Here are some things I’d recommend any person consider as they think and pray through this decision. Maybe one or two of them will strike you as helpful:
Who do I want to minister to in my professional life? (Christians? Other worldviews? Both?)
What kind of colleagues do I want in my professional life? (Christians? Other worldviews? Both?)
What is the opportunity cost of this choice? (If I say yes to this set of opportunities, what set of opportunities am I naturally saying no to?)
Has God provided me with consistent leading, direction, or encouragement in a particular direction? (How did I get to where I am right now?)
What scares me most about this choice? What does God say about those fears when I bring them to Him?
What excites or interests me most about this choice?
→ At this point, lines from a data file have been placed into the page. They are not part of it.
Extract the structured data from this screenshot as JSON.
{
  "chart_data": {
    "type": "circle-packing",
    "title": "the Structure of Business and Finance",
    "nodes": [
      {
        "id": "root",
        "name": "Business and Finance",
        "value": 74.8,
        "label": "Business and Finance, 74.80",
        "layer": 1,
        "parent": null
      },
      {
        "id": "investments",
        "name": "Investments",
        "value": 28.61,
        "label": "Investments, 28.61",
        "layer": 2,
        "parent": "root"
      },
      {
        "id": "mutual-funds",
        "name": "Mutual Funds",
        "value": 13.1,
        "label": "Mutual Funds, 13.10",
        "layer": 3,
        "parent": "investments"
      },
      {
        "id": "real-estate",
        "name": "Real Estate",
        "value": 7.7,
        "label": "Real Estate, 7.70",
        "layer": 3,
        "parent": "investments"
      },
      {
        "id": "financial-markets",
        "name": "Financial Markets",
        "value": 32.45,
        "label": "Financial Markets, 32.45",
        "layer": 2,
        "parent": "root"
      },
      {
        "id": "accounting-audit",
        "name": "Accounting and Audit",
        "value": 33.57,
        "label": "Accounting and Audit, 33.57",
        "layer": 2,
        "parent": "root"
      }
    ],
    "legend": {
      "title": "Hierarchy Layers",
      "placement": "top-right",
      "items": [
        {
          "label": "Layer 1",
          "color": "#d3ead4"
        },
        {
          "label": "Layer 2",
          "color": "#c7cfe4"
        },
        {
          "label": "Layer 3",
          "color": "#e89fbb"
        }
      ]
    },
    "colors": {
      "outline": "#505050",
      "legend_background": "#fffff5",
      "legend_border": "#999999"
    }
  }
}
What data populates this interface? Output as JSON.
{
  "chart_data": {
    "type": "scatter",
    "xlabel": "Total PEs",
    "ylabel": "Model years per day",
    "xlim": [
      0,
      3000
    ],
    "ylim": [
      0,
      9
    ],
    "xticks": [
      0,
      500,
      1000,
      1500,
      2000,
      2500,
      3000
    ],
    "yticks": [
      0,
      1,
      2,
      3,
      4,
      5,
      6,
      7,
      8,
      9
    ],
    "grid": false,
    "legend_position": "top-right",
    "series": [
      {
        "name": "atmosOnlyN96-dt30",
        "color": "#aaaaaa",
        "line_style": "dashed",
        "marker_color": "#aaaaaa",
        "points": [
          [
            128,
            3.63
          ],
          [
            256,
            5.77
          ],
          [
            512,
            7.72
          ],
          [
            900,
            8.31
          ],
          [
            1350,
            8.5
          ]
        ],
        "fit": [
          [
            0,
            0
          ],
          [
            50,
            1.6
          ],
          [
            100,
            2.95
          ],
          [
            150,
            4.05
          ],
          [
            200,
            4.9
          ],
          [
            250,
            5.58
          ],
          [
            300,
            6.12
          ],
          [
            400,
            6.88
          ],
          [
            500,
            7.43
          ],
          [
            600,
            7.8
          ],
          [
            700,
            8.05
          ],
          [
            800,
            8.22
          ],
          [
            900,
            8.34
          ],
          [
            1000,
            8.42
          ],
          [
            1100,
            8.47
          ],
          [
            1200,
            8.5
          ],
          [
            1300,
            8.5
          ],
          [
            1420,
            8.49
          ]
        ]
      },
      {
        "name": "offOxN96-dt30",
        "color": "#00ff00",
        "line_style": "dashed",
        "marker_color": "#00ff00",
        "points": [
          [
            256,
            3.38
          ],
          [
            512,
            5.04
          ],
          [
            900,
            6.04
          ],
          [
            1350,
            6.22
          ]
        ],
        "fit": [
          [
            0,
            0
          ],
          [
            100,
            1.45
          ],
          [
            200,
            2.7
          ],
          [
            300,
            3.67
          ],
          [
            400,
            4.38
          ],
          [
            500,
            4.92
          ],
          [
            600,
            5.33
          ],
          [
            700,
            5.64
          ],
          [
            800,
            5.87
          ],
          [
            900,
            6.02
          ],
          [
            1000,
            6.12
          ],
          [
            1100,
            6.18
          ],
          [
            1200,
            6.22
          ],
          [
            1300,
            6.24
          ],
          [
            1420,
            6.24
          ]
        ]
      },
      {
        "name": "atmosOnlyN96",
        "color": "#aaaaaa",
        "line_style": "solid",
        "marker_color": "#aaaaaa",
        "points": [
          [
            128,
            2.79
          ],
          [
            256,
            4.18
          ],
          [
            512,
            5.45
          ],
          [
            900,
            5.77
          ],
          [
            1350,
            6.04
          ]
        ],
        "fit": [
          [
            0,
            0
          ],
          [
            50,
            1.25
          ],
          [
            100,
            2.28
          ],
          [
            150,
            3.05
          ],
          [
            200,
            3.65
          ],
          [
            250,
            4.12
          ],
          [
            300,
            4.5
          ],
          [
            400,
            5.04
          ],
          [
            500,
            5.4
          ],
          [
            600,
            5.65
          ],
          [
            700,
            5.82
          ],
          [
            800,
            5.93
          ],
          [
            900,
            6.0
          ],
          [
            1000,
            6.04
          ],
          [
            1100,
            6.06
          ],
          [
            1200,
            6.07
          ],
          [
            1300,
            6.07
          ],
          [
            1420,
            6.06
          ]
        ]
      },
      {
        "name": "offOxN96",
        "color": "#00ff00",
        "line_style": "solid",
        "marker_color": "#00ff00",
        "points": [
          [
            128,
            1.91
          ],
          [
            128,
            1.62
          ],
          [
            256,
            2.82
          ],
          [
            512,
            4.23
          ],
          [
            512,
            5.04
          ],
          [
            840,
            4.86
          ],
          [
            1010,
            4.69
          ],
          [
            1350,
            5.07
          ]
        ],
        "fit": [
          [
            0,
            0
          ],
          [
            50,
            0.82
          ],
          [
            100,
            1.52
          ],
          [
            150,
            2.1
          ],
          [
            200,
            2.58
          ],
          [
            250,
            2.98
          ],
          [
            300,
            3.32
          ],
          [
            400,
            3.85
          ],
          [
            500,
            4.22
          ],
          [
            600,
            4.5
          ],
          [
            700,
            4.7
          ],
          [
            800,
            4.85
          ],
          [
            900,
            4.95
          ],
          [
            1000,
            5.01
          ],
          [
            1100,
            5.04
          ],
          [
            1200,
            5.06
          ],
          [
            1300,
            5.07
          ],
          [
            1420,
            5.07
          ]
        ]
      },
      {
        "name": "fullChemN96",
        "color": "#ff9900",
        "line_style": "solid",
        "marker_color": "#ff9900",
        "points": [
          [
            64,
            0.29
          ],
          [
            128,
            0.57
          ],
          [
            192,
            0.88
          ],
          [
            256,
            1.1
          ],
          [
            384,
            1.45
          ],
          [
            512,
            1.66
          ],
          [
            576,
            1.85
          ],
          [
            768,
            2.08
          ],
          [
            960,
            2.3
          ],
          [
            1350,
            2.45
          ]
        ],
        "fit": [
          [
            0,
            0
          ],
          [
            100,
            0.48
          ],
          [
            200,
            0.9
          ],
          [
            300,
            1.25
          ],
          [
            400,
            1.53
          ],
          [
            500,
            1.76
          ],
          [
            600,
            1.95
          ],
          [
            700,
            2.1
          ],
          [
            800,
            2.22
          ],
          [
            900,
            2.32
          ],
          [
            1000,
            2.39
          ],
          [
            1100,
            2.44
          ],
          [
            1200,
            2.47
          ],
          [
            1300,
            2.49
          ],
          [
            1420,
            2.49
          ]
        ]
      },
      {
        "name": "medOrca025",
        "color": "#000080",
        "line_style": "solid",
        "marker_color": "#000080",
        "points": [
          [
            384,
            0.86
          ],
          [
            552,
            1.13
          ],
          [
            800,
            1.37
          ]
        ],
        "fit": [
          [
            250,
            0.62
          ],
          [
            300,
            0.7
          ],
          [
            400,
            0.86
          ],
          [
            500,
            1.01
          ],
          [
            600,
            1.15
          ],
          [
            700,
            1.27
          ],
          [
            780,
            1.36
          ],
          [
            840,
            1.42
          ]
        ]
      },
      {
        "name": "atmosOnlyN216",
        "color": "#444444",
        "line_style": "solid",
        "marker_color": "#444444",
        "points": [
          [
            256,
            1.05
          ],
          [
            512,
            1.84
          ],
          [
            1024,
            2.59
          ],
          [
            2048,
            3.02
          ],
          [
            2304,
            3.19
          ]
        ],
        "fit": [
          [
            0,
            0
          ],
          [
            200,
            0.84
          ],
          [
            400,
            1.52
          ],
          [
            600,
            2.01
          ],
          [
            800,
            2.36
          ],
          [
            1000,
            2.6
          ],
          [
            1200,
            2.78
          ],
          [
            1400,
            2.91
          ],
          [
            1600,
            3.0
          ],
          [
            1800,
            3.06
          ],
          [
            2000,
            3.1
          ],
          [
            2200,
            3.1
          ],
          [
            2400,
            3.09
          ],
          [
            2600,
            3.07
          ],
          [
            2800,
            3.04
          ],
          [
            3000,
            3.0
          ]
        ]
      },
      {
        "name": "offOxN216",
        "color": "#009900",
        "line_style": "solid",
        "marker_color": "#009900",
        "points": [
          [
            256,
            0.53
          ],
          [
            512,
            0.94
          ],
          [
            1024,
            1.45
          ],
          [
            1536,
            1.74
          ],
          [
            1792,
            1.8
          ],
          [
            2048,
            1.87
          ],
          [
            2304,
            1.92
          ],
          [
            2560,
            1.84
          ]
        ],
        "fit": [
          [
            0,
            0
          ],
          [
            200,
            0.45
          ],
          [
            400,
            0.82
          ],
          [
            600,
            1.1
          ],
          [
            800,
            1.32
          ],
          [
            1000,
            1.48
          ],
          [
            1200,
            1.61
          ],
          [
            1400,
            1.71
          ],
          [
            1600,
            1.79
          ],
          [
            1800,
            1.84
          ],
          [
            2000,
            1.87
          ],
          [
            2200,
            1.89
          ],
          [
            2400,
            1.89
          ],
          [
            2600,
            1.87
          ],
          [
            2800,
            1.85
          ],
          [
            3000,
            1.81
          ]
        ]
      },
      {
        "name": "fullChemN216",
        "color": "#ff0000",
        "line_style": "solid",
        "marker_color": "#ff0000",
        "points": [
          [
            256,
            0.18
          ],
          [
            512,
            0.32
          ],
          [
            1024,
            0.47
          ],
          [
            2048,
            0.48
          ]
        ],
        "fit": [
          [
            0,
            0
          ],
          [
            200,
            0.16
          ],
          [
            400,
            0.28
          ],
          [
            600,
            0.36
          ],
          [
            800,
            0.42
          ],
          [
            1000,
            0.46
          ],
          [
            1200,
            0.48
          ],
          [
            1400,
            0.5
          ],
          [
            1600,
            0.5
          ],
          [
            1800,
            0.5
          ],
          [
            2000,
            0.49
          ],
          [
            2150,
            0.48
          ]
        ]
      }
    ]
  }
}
What does God say about those desires when I bring them to Him?
What do the trusted people in my life say?
I’m sure all of those things are already in your thoughts and prayers. You have a much better sense of those lines than I would, but I’ll be praying that you get a sense of God’s desires for you in each of those areas. Most importantly I’ll be praying that God brings trusted people into your life who can give you good advice, with a knowledge both of you and of what you want to do with the resources and opportunities God’s given you to steward. This is the time to seek wisdom from those you trust and apply it.
A final word of encouragement: I think that God cares more about how you make this choice than He does about the actual choice you make. If you are faithfully pursuing Him and if you take your next steps in faith, with the desire to be with Him, then I have great confidence that He will make good out of anything you choose. Take courage in that, and don’t get trapped by analysis paralysis or your inability to predict the future. It’s quite possible that there actually is no wrong answer here. If you stay close to Him through prayer and reading the word, and make your choice with a clear conscience, I think you’ve been faithful in the choice.